The Province

Ruling on Trinity Western law school to be released

Law societies want to deny accreditat­ion over covenant regulating students’ sexual behaviour

- CAMILLE BAINS

The Supreme Court of Canada is set to release its decision Friday on whether law societies have the right to deny accreditat­ion to a proposed law school at Trinity Western University in Langley.

The Law Society of Upper Canada, which regulates the legal profession in Ontario, and the Law Society of B.C. have said they would not license graduates from the Christian university because it requires all registerin­g students to agree to a so-called community covenant that prohibits sex outside heterosexu­al marriage. The societies say the covenant amounts to discrimina­tion.

The Court of Appeal for Ontario upheld the rejection. B.C.’s top court sided with the university, saying the regulator acted unreasonab­ly by infringing on the school’s right to freedom of religion and that it imposed its views on a minority “in a manner that is in itself intolerant and illiberal.”

The university proposed the law school in 2012 and was later granted approval to open by the Federation of Law Societies of Canada and the province’s Ministry of Advanced Education.
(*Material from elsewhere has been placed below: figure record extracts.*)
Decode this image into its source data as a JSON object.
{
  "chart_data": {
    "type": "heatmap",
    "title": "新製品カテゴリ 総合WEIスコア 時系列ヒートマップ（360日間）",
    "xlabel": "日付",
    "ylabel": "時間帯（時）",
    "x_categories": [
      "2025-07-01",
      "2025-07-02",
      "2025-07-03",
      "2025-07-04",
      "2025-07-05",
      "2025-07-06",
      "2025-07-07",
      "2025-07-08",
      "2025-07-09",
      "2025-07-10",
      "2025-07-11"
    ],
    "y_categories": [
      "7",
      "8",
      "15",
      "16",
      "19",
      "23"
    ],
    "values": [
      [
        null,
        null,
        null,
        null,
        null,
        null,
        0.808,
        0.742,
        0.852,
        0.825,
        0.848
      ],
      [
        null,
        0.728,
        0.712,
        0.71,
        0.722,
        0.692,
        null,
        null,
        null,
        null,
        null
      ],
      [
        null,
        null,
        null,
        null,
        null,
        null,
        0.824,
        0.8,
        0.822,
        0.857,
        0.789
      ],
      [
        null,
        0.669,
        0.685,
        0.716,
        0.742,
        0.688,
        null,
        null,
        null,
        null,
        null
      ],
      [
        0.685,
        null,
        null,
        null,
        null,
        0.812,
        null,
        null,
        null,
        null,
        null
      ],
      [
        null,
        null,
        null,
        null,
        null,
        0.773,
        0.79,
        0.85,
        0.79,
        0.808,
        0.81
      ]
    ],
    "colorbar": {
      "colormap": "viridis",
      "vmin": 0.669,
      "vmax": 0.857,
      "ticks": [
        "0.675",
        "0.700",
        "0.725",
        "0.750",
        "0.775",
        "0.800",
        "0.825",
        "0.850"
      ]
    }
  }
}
Trinity Western has maintained that law societies that refuse its graduates would be discrimina­ting against them and that the private institutio­n’s case is built on evangelica­l Christian standards and distinct beliefs, including those expressed in the Bible.

Earl Phillips, executive director of the proposed school, said the prohibitio­n of sex outside marriage between a man and a woman is one part of a covenant that also calls on students, faculty and staff to cultivate Christian values such as love, joy, peace and forgivenes­s.

“We believe the community covenant reflects our understand­ing of Christian principles,” he said, adding the school provides a diverse education that should be acceptable in a pluralist democracy.

“Parliament has recognized same-sex marriage but there are different views on that and we shouldn’t be adversely affected for holding different views in a diverse society.”

Matthew Wigmore, who completed a bachelor’s degree in theatre at the university in 2012, said he came out as a gay man during his second year and faced some judgment from peers but was “championed and counselled” by his academic advisers as he worked through questions about faith and sexuality.

Wigmore, who said he got a “world-class” education at Trinity Western, later co-founded One TWU, an LGBTQ community of students and alumni and now lives in the United Kingdom, where he works as a public relations executive.

“I’ve advised a lot of my friends who are LGBTQ or alumni of Trinity Western not to take the decision personally because it’s an extremely complex legal matter,” he said.

“Outside of that though, I think even if Trinity technicall­y wins the Supreme Court case, if they don’t hurry up and start trying to work on some of the fractures they have caused in their alumni and student community they most certainly will lose.”